Graph Neural Network (GNN) Code Example

Here's how we can define the layers of a simple Graph Neural Network (GNN):


import tensorflow as tf
from tensorflow.keras import layers
import tensorflow.keras.backend as K

class GraphConvolutionLayer(layers.Layer):
    def __init__(self, units, activation=None, **kwargs):
        super(GraphConvolutionLayer, self).__init__(**kwargs)
        self.units = units
        self.activation = activation

    def build(self, input_shape):
        self.kernel = self.add_weight(
            shape=(input_shape[1][-1], self.units),
            initializer="glorot_uniform",
            trainable=True
        )

    def call(self, inputs):
        adjacency_matrix, node_features = inputs
        # Graph convolution: A * X * W
        support = K.dot(node_features, self.kernel)
        output = K.dot(adjacency_matrix, support)
        if self.activation:
            output = self.activation(output)
        return output

# Define the GNN model
def build_gnn(num_nodes, num_node_features, num_classes):
    adjacency_matrix = layers.Input(shape=(num_nodes, num_nodes), name="adjacency_matrix")
    node_features = layers.Input(shape=(num_nodes, num_node_features), name="node_features")

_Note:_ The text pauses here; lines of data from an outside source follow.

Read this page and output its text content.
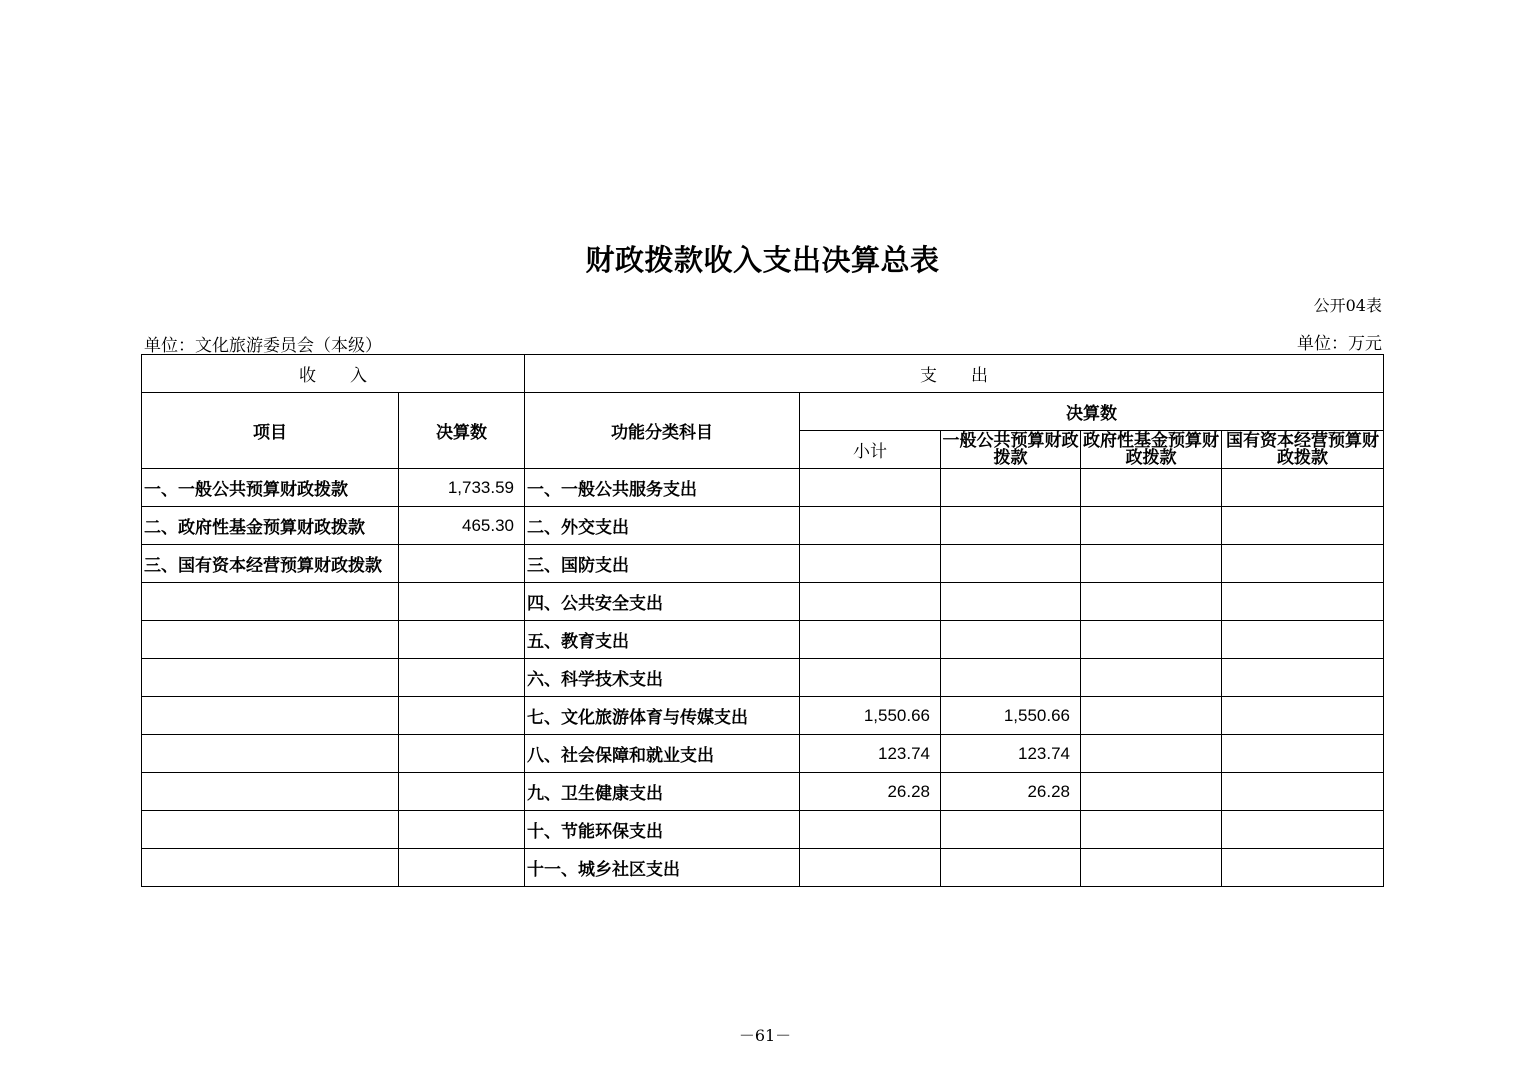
财政拨款收入支出决算总表
公开04表
单位：文化旅游委员会（本级）	单位：万元
收　　入		支　　出				
项目	决算数	功能分类科目	决算数			
			小计	一般公共预算财政拨款	政府性基金预算财政拨款	国有资本经营预算财政拨款
一、一般公共预算财政拨款	1,733.59	一、一般公共服务支出				
二、政府性基金预算财政拨款	465.30	二、外交支出				
三、国有资本经营预算财政拨款		三、国防支出				
		四、公共安全支出				
		五、教育支出				
		六、科学技术支出				
		七、文化旅游体育与传媒支出	1,550.66	1,550.66		
		八、社会保障和就业支出	123.74	123.74		
		九、卫生健康支出	26.28	26.28		
		十、节能环保支出				
		十一、城乡社区支出				
－61－
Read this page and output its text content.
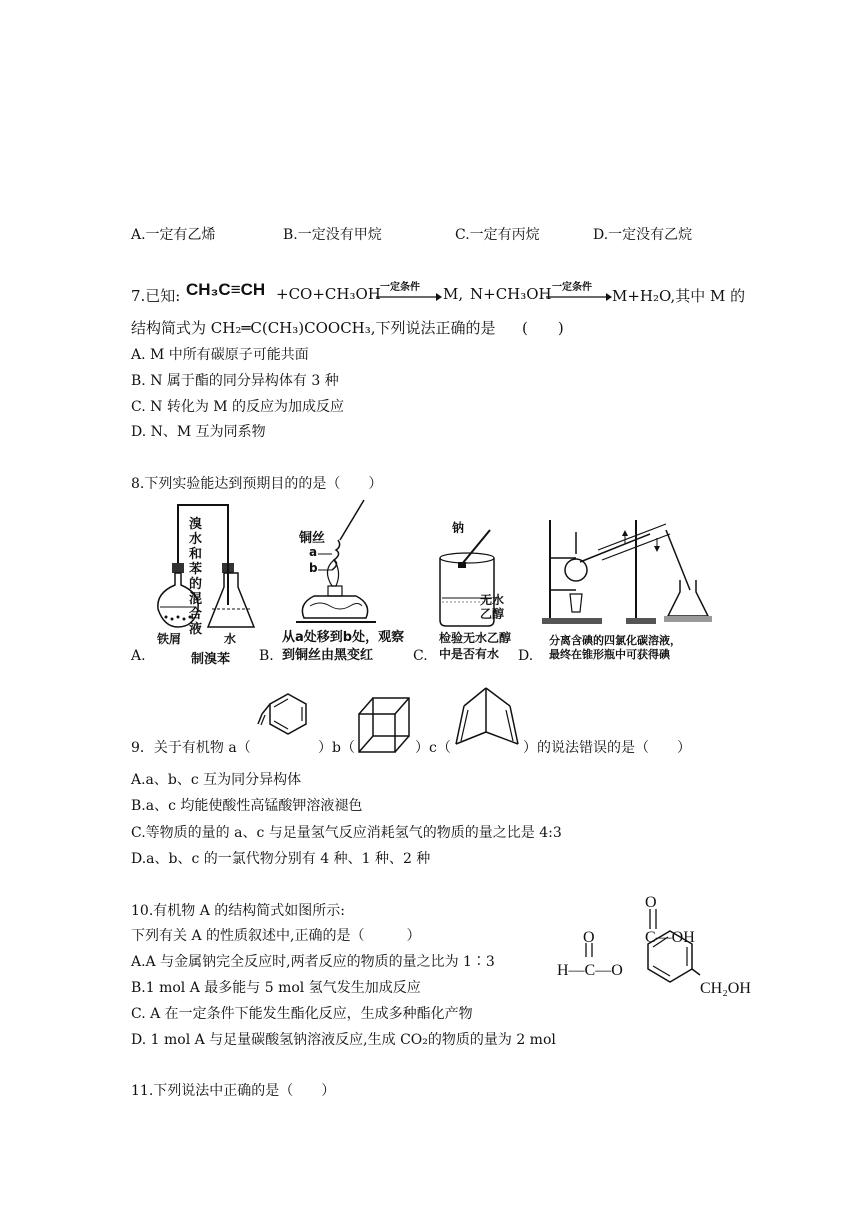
A.一定有乙烯	B.一定没有甲烷	C.一定有丙烷	D.一定没有乙烷
7.已知: CH₃C≡CH +CO+CH₃OH 一定条件 M, N+CH₃OH 一定条件 M+H₂O,其中 M 的
结构简式为 CH₂═C(CH₃)COOCH₃,下列说法正确的是 (　　)
A. M 中所有碳原子可能共面
B. N 属于酯的同分异构体有 3 种
C. N 转化为 M 的反应为加成反应
D. N、M 互为同系物
8.下列实验能达到预期目的的是（　　）
A.	B.	C.	D.
溴水和苯的混合液
铁屑	水
制溴苯
铜丝
a
b
从a处移到b处，观察
到铜丝由黑变红
钠
无水
乙醇
检验无水乙醇
中是否有水
分离含碘的四氯化碳溶液，
最终在锥形瓶中可获得碘
9．关于有机物 a（	）b（	）c（	）的说法错误的是（　　）
A.a、b、c 互为同分异构体
B.a、c 均能使酸性高锰酸钾溶液褪色
C.等物质的量的 a、c 与足量氢气反应消耗氢气的物质的量之比是 4:3
D.a、b、c 的一氯代物分别有 4 种、1 种、2 种
10.有机物 A 的结构简式如图所示:
下列有关 A 的性质叙述中,正确的是（　　　）
A.A 与金属钠完全反应时,两者反应的物质的量之比为 1∶3
B.1 mol A 最多能与 5 mol 氢气发生加成反应
C. A 在一定条件下能发生酯化反应，生成多种酯化产物
D. 1 mol A 与足量碳酸氢钠溶液反应,生成 CO₂的物质的量为 2 mol
O
C—OH
O
H—C—O
CH₂OH
11.下列说法中正确的是（　　）
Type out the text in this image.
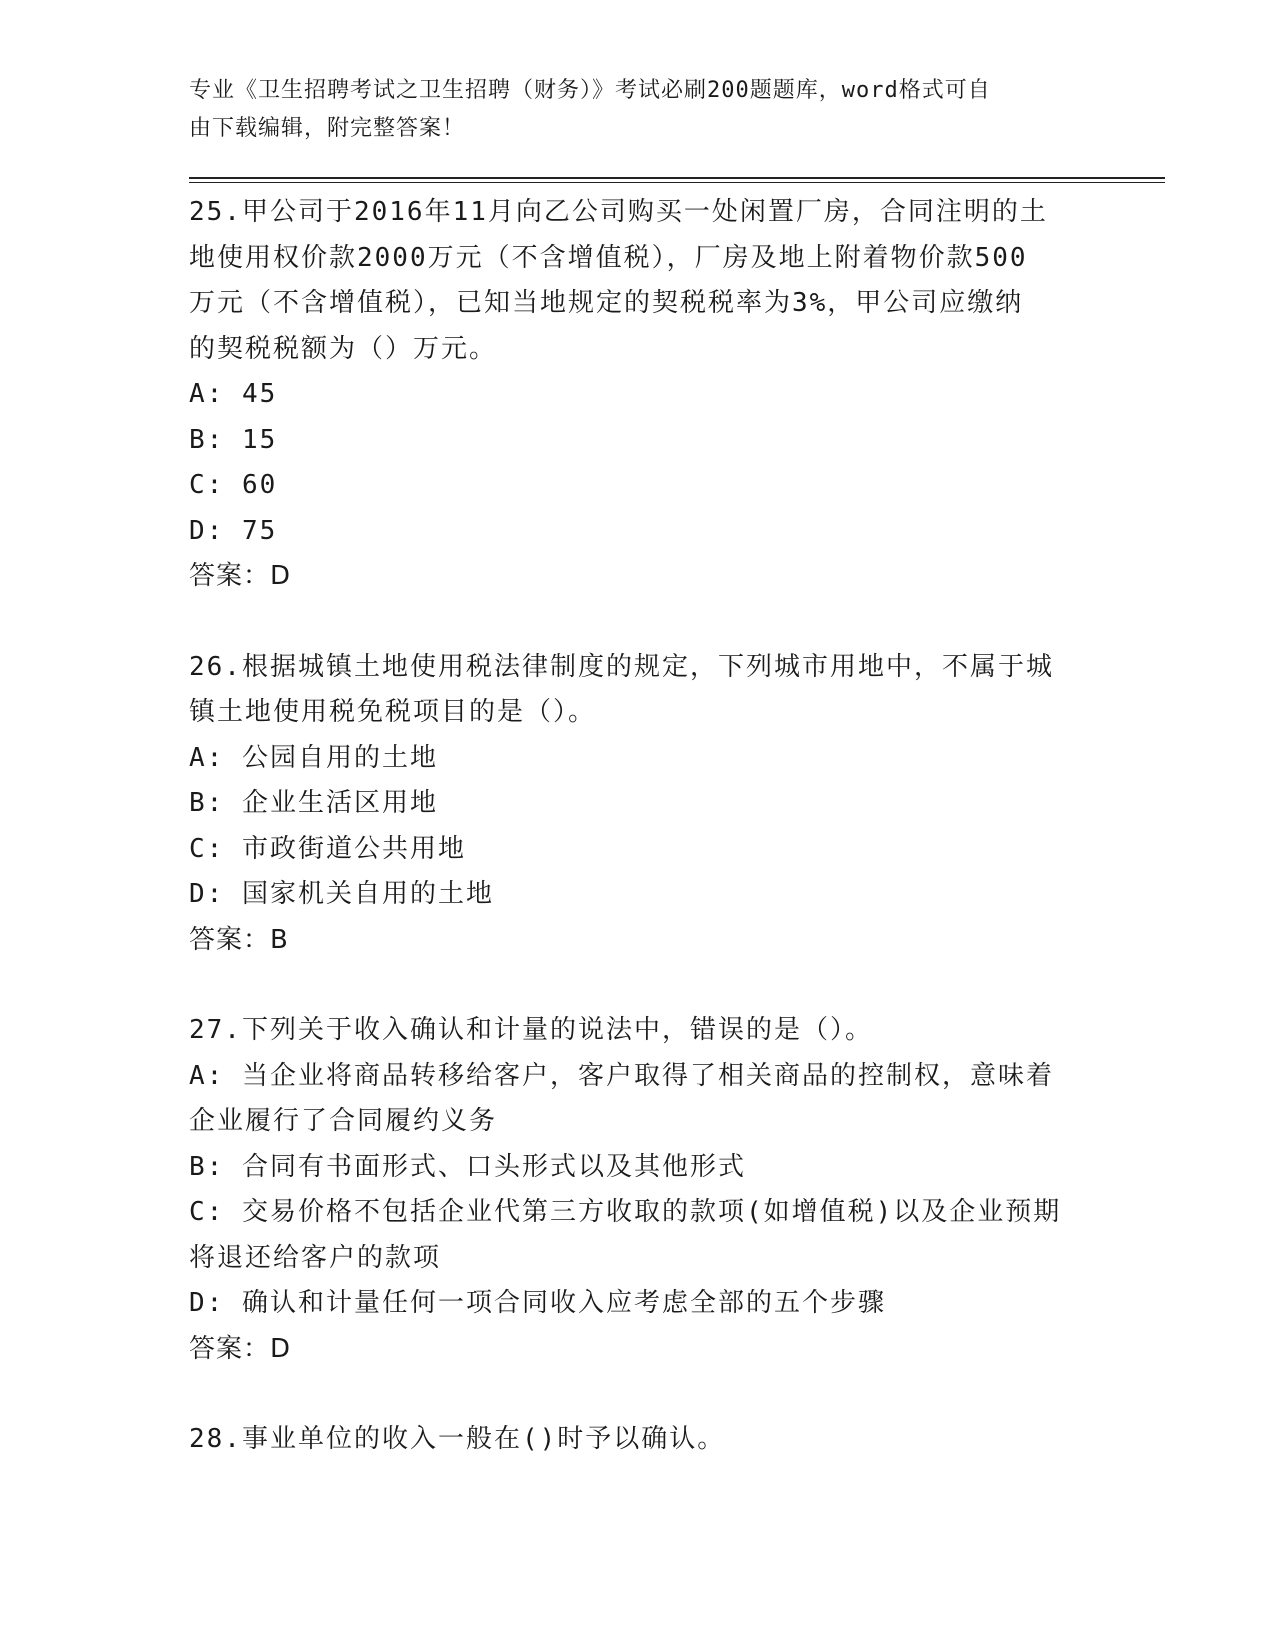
专业《卫生招聘考试之卫生招聘（财务）》考试必刷200题题库，word格式可自
由下载编辑，附完整答案！
25.甲公司于2016年11月向乙公司购买一处闲置厂房，合同注明的土
地使用权价款2000万元（不含增值税），厂房及地上附着物价款500
万元（不含增值税），已知当地规定的契税税率为3%，甲公司应缴纳
的契税税额为（）万元。
A: 45
B: 15
C: 60
D: 75
答案：D
26.根据城镇土地使用税法律制度的规定，下列城市用地中，不属于城
镇土地使用税免税项目的是（）。
A: 公园自用的土地
B: 企业生活区用地
C: 市政街道公共用地
D: 国家机关自用的土地
答案：B
27.下列关于收入确认和计量的说法中，错误的是（）。
A: 当企业将商品转移给客户，客户取得了相关商品的控制权，意味着
企业履行了合同履约义务
B: 合同有书面形式、口头形式以及其他形式
C: 交易价格不包括企业代第三方收取的款项(如增值税)以及企业预期
将退还给客户的款项
D: 确认和计量任何一项合同收入应考虑全部的五个步骤
答案：D
28.事业单位的收入一般在()时予以确认。
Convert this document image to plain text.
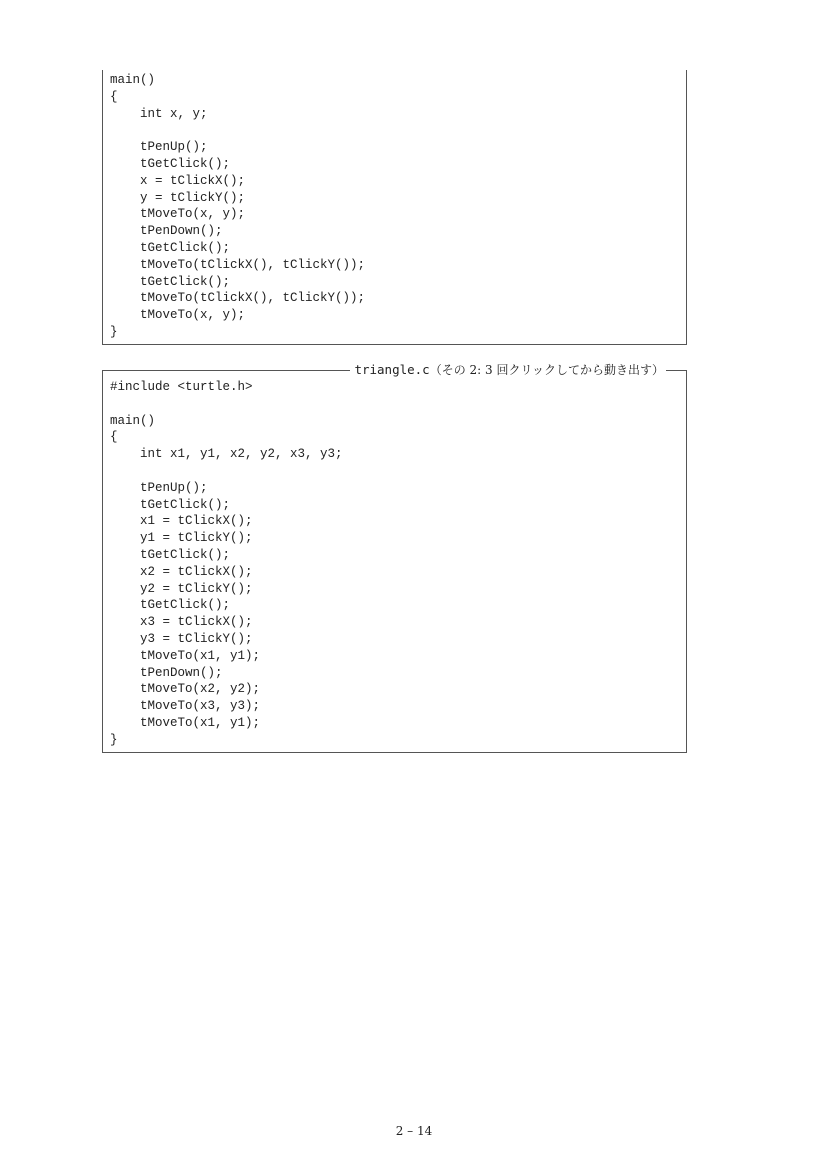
main()
{
int x, y;
tPenUp();
tGetClick();
x = tClickX();
y = tClickY();
tMoveTo(x, y);
tPenDown();
tGetClick();
tMoveTo(tClickX(), tClickY());
tGetClick();
tMoveTo(tClickX(), tClickY());
tMoveTo(x, y);
}
triangle.c（その 2: 3 回クリックしてから動き出す）
#include <turtle.h>
main()
{
int x1, y1, x2, y2, x3, y3;
tPenUp();
tGetClick();
x1 = tClickX();
y1 = tClickY();
tGetClick();
x2 = tClickX();
y2 = tClickY();
tGetClick();
x3 = tClickX();
y3 = tClickY();
tMoveTo(x1, y1);
tPenDown();
tMoveTo(x2, y2);
tMoveTo(x3, y3);
tMoveTo(x1, y1);
}
2 – 14
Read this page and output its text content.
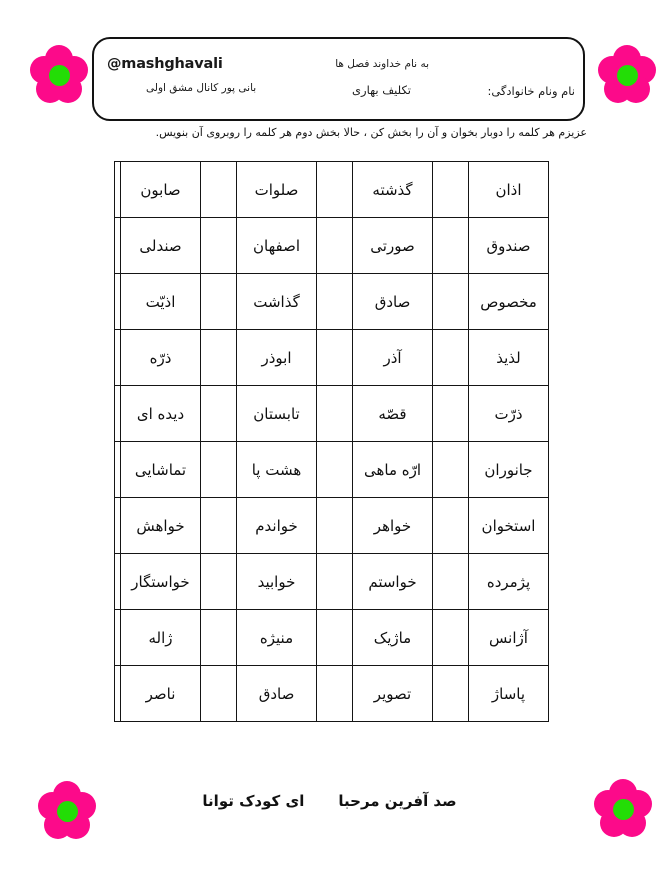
@mashghavali
بانی پور کانال مشق اولی
به نام خداوند فصل ها
تکلیف بهاری	نام ونام خانوادگی:
عزیزم هر کلمه را دوبار بخوان و آن را بخش کن ، حالا بخش دوم هر کلمه را روبروی آن بنویس.
اذان		گذشته		صلوات		صابون	
صندوق		صورتی		اصفهان		صندلی	
مخصوص		صادق		گذاشت		اذیّت	
لذیذ		آذر		ابوذر		ذرّه	
ذرّت		قصّه		تابستان		دیده ای	
جانوران		ارّه ماهی		هشت پا		تماشایی	
استخوان		خواهر		خواندم		خواهش	
پژمرده		خواستم		خوابید		خواستگار	
آژانس		ماژیک		منیژه		ژاله	
پاساژ		تصویر		صادق		ناصر	
صد آفرین مرحباای کودک توانا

    # Graph Convolution Layers
    x = GraphConvolutionLayer(32, activation=tf.nn.relu)([adjacency_matrix, node_features])
    x = GraphConvolutionLayer(16, activation=tf.nn.relu)([adjacency_matrix, x])

    # Global Average Pooling and Classification Layer
    x = layers.GlobalAveragePooling1D()(x)
    output = layers.Dense(num_classes, activation="softmax")(x)

    return tf.keras.Model(inputs=[adjacency_matrix, node_features], outputs=output)

# Instantiate the GNN model
gnn_model = build_gnn(num_nodes=10, num_node_features=5, num_classes=3)